Fractogram obtained for hMSCs isolated from human adipose tissue with F1, F2, F3, F4 as collected fractions. Microscope observation after Red Oil staining of F1-F4 after induction toward adipogenic differentiation. Sorted subpopulations displayed major differences in their adipogenic differentiation yield (%).Reprinted with permission from [20]. © J. Wiley & Sons

Significant differences in differentiation yield were evaluated: F1 = 10%, F2 = 95%, — F3 = 30% F4 = 10%; and UC = 40%. Cells in F2 (the fraction collected at the band maximum) showed the highest commitment yield even compared to non fractionated cells, with differentiation efficiency close to 100%. This means that F2 was about 60% richer in differentiating progenitors than UC.

Notes

Concerning the sample preparation, some cautions should be considered to optimize the fractionation protocol:

  1. 1.

    MSCs retain multidifferentiation potential up to the 5th culture passage.

  2. 2.

    Cell aggregation must be avoided by preparing a single cell suspension in polipropylene tubes and by continuously resuspending cells, at room temperature. These conditions guarantee high cell recovery and maintenance of their viability.

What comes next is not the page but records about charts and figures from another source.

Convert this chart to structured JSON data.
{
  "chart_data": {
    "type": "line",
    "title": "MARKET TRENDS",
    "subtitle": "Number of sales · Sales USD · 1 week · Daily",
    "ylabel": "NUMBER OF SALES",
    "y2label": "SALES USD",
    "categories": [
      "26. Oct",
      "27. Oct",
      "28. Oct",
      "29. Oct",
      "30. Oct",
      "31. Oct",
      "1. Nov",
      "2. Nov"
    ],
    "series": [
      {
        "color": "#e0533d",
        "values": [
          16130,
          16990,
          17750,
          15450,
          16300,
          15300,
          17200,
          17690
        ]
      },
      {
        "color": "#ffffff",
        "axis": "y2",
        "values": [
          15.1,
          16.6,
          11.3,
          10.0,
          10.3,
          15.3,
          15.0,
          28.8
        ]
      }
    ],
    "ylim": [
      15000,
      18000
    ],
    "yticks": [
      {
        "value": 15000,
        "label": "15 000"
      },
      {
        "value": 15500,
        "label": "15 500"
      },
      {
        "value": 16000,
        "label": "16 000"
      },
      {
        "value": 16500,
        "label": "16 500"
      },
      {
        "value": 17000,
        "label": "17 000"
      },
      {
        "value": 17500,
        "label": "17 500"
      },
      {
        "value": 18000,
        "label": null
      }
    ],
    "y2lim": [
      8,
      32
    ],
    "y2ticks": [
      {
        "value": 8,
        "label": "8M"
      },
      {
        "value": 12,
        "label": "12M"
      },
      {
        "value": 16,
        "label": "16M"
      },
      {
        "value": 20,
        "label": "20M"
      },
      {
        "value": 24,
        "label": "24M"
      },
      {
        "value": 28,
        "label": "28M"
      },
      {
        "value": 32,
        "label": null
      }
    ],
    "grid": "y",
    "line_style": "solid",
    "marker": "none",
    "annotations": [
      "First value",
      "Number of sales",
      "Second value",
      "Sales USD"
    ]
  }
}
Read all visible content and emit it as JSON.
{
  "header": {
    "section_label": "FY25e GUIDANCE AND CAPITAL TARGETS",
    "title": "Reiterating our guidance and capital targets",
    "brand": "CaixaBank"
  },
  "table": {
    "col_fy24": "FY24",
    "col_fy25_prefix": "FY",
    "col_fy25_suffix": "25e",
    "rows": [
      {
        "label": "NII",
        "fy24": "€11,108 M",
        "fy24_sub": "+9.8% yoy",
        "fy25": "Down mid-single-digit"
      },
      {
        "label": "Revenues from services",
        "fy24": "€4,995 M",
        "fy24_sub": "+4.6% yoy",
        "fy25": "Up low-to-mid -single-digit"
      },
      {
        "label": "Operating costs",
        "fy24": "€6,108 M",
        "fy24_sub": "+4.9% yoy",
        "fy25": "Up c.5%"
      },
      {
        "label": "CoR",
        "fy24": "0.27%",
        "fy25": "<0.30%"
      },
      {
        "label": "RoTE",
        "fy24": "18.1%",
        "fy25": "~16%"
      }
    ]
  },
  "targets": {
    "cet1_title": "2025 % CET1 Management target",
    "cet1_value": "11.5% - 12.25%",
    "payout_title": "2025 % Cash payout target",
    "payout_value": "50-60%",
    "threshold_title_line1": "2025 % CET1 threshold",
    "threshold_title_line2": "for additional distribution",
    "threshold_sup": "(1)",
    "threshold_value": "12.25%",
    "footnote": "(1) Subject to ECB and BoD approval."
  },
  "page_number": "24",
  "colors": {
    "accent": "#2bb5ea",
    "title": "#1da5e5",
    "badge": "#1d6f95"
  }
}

Concerning the fractionation protocol, the following critical points should be considered:

  1. 3.

    the fractionation system has to be placed in a horizontal position to make the gravitational field act perpendicularly homogeneously to the carrier liquid flow.

  2. 4.

    To set up the fractionation system properly, the conditioning procedure must be performed at the established time and flow rate. These procedures allow one to block any adhesion sites on the plastic channel walls and to eliminate any contamination traces on channels which could lead to contamination, recovery and decreased viability.

  3. 5.

    Sterile mobile phase has to be used at room temperature and air bubbles inside the separation device have to be eliminated before fractionation of cell samples.

  4. 6.

    Fractionation must be performed at room temperature; cells must not be kept on ice and incubated at 37°C 5% CO2 as soon as possible or appropriately prepared for characterization (e.g. fixation for flow cytometry).